Conglom sues Stern

Clear Channel claims right to pull show from stations

NEW YORK — Radio giant Clear Channel on Wednesday filed a $3 million countersuit against Howard Stern and Viacom’s Infinity Broadcasting East, saying it should be reimbursed for indecency fines stemming from Stern’s raunchy morning radio show.

Clear Channel said it had every right to pull Stern’s show from six of its stations in late February after Stern and Infinity, which distributes the program, refused to guarantee Stern would adhere to Federal Communications Commission rules.

“We simply weren’t willing to put the future of our radio station licenses in the hands of Mr. Stern or Infinity,” Clear Channel chief legal officer Andy Levin said. “Fortunately, our contract doesn’t require us to do that.”

But Stern and Infinity said just the opposite when they slapped Clear Channel with a $10 million breach-of-contract suit three weeks ago.

In that suit, filed in U.S. District Court for the Southern District of New York, Stern and Infinity claim Clear Channel violated license agreements when it took Stern’s show off the air in San Diego; Pittsburgh; Orlando, Fla.; Miami; Rochester, N.Y.; and Louisville, Ky.

Just before filing its suit against Clear Channel, Infinity — which owns radio stations in most top markets — announced it was putting Stern back on the air on its own stations in five of the six markets where he got the boot.

Move by Infinity came not long after Clear Channel agreed to pay a record $1.75 million in FCC fines to resolve indecency complaints against Stern and other radio hosts.

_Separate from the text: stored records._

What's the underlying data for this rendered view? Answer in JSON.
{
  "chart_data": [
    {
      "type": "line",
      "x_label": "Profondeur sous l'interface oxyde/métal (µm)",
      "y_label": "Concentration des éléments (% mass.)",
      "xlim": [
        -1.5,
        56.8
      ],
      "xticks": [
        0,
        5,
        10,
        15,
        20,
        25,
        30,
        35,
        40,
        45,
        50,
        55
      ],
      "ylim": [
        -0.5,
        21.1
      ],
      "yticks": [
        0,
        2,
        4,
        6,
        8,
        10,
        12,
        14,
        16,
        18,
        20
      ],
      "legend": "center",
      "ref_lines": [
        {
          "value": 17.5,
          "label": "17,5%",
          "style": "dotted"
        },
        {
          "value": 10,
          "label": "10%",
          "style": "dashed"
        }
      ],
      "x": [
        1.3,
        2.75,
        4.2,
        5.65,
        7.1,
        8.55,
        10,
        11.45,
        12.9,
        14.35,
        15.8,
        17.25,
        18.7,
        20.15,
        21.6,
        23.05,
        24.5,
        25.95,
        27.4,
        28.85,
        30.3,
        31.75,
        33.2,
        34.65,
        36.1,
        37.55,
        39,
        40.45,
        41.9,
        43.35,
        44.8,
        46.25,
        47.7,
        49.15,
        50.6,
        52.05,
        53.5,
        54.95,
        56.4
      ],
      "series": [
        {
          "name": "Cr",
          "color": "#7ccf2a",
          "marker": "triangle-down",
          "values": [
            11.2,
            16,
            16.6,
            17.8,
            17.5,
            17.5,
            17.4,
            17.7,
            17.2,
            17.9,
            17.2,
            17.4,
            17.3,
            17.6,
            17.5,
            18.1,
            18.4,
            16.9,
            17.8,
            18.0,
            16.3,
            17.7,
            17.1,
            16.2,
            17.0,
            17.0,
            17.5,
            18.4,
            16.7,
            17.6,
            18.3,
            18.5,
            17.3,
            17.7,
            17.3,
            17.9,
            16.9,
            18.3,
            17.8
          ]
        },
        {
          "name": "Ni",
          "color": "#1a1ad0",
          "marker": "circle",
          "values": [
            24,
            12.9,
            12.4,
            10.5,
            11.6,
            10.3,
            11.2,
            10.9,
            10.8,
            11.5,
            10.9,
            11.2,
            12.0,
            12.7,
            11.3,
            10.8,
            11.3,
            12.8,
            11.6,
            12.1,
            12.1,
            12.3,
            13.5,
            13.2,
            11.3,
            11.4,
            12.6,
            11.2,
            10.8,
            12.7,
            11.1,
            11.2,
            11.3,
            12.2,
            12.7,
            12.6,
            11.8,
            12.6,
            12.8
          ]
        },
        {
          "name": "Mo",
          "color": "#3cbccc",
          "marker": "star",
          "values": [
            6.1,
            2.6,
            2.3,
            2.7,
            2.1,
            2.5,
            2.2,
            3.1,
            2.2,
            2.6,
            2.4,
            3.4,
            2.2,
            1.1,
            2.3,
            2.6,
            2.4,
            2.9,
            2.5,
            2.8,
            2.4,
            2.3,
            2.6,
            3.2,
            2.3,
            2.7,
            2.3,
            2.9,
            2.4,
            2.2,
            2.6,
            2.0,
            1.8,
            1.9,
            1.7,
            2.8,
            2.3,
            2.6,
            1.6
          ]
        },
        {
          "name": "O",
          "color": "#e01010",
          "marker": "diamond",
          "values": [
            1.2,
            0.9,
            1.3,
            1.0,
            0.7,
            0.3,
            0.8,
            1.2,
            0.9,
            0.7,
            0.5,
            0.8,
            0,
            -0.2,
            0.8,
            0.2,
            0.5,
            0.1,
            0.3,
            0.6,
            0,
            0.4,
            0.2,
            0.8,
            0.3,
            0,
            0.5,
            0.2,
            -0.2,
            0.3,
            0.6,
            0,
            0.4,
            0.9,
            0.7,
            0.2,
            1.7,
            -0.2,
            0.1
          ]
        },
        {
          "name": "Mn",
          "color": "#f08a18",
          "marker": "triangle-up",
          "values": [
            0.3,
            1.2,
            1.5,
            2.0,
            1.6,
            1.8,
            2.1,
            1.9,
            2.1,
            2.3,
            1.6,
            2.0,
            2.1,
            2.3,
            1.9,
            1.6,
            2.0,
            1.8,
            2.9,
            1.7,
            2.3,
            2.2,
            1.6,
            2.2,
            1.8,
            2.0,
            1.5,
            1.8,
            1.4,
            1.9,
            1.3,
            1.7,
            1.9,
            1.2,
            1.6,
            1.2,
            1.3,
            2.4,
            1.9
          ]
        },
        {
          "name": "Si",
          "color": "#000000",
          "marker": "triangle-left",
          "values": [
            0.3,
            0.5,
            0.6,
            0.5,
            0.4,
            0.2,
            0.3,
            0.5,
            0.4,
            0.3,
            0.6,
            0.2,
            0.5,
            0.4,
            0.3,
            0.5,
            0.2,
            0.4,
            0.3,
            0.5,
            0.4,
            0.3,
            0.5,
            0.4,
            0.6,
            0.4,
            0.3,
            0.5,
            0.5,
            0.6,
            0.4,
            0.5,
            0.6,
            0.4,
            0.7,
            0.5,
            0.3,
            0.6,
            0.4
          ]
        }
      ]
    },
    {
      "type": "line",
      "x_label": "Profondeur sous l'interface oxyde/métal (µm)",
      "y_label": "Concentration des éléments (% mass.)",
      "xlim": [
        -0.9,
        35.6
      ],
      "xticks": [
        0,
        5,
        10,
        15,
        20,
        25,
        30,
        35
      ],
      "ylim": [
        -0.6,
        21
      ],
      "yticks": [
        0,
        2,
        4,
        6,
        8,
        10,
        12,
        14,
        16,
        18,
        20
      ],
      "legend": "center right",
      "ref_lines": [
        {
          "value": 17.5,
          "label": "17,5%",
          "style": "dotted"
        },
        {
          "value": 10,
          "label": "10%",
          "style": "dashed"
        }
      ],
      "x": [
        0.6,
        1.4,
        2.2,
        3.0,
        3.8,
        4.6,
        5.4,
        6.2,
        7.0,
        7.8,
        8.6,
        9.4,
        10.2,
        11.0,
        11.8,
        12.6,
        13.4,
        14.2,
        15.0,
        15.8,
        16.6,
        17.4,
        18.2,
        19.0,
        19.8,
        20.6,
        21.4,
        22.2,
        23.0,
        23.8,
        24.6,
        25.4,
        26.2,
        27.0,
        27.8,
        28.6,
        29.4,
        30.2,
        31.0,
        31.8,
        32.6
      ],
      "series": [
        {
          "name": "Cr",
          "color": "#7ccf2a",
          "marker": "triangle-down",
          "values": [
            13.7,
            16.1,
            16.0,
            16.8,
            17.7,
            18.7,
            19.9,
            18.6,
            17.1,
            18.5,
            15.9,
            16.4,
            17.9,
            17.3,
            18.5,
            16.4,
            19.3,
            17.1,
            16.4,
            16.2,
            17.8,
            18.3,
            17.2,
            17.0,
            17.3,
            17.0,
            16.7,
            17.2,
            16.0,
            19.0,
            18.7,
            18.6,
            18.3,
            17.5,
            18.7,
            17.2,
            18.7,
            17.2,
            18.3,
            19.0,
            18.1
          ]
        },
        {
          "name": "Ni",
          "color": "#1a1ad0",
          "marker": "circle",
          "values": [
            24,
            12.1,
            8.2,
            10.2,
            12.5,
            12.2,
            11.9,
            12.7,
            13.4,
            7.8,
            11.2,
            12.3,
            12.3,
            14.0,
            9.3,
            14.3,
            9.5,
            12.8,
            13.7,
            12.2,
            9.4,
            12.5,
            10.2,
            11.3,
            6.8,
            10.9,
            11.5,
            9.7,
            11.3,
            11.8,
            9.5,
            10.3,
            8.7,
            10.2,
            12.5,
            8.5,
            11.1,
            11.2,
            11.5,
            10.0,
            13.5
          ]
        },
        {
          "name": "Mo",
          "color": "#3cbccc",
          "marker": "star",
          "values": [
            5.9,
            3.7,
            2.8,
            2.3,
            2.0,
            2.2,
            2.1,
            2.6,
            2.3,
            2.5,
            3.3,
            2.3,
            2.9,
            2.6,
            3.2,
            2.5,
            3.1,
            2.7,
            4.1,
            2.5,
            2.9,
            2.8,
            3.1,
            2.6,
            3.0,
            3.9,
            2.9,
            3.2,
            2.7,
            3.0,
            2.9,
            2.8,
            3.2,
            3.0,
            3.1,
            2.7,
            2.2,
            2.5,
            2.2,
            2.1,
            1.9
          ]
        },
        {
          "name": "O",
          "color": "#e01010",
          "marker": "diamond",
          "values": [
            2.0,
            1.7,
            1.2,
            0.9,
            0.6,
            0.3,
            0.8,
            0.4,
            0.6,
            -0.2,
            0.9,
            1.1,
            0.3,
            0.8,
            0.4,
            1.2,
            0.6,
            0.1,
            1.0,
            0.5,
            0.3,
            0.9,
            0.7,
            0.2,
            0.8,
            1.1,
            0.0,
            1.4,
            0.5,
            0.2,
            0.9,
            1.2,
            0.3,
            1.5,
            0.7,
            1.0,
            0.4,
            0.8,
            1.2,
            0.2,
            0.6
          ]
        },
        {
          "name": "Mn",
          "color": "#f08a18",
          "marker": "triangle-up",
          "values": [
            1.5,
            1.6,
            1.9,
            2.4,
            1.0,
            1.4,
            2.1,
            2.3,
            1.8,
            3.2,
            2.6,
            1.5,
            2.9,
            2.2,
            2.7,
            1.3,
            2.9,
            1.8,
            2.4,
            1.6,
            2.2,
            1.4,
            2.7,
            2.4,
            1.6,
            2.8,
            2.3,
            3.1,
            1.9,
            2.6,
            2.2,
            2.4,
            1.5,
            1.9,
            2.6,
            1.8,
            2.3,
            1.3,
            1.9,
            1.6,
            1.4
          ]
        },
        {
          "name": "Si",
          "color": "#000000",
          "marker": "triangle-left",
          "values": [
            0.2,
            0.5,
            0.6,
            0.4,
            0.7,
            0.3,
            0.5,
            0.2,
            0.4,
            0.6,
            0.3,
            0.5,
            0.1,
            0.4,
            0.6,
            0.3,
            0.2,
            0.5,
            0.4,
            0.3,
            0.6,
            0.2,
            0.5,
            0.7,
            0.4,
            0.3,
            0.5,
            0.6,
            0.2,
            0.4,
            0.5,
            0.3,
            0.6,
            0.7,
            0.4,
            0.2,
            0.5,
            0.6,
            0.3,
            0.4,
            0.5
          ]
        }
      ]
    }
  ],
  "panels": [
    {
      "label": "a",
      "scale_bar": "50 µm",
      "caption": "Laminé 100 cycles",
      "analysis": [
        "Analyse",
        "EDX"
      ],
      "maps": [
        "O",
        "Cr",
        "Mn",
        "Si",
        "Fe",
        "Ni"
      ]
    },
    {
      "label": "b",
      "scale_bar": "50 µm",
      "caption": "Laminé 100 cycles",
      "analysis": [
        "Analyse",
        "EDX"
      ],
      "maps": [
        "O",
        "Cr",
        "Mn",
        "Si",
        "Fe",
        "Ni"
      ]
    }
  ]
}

In filing the countersuit, Levin said Clear Channel’s contract with Infinity and Stern’s management company, One Twelve, required the show comply with federal law and all FCC regulations.

Contract also stipulated that Clear Channel couldn’t alter the show in any way. That left Clear Channel powerless to protect itself against FCC action, Levin said.

“The radio show was pulled because Mr. Stern and Infinity refused to assure us that future programs would conform to the law,” Levin said. “That was a key term in the agreement, and we gave them every opportunity to make good on their word before we permanently retired the show.”